Some inspected the fractured stained glass windows while others casually perused dust-covered Bibles and hymnals. And then there were those visibly distracted by whispered conversations.

  “It’s a shame that this place had to change so significantly,” Annette whispered to Nathaniel. They were sitting in a cushioned pew near the altar steps. Her eyes soaked in the poor condition of the Nave while Nathaniel focused on the rotted armrest next to him. “How many years in the future are we from my wedding day?”

  “This is your wedding day,” Nathaniel said matter-of-factly.

  “No. My wedding day is filled with bouquet arrangements of yellow flowers. There were tasteful ribbons and finely-constructed wedding invitations. The carpets were vacuumed and the windows were washed and intact.”

  “Not anymore,” Nathaniel sighed as the sound of drumming colored pegs continued. “As the six timelines were destroyed, this is your alternate wedding day. A day without roses. A day without a bride or a groom for that matter.”

  “Adam’s not here.”

  “No, Mrs. Slocum. He wouldn’t be. This is an alternate timeline. In the alternate timeline, the wedding day didn’t happen.”

  “And yet here I am in my wedding dress.”

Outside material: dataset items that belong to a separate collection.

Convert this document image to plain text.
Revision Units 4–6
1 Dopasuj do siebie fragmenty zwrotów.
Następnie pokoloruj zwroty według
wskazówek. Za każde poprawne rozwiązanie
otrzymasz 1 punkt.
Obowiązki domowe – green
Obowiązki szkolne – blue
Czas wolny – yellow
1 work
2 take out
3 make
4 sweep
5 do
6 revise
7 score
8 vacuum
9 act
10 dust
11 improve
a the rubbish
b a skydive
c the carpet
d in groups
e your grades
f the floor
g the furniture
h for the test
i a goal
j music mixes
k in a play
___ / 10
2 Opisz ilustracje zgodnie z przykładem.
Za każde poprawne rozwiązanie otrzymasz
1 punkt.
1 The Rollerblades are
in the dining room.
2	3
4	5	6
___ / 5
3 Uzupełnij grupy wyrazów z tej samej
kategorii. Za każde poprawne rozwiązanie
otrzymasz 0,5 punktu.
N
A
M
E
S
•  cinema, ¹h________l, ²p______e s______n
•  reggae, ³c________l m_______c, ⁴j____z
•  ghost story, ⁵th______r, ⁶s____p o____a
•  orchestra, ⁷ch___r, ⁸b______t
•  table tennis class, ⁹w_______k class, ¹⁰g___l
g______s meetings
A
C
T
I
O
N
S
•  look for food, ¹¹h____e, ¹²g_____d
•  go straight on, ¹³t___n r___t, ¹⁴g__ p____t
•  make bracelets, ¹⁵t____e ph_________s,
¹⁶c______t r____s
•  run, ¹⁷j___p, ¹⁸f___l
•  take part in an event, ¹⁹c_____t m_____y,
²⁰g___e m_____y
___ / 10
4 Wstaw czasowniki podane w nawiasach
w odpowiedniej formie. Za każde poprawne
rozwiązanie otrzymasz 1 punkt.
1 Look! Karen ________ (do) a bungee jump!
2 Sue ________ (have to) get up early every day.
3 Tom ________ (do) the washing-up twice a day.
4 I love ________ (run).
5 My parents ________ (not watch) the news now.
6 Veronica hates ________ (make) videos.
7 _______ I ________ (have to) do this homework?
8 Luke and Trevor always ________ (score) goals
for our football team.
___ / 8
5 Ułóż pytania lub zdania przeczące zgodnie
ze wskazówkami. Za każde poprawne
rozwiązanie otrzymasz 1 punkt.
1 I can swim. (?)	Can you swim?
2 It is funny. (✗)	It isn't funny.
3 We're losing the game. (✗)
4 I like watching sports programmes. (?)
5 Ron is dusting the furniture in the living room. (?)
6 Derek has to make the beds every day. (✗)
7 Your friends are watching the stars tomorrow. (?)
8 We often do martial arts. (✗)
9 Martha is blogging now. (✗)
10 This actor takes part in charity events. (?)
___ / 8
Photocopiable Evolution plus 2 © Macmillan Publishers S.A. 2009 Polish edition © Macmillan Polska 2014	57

  “We’re in the middle of a paradox, Mrs. Slocum. A limbo between what used to be your wedding day and today.”

  “Paradox?”

  “This is a parallel universe to what should exist. In this particular universe, which was split from the previous, you and Adam aren’t married. In this universe, billions upon billions of resulting people throughout history are uninspired because the six destroyed timelines. It’s a ripple effect. Somehow, both universes are currently existing at the same time. Out there in time somewhere, you’re wedding day still exists. But it won’t for much longer. If we don’t rescue the timelines, this universe will become our universe.” He shifted in the pew. “It’s difficult to explain.”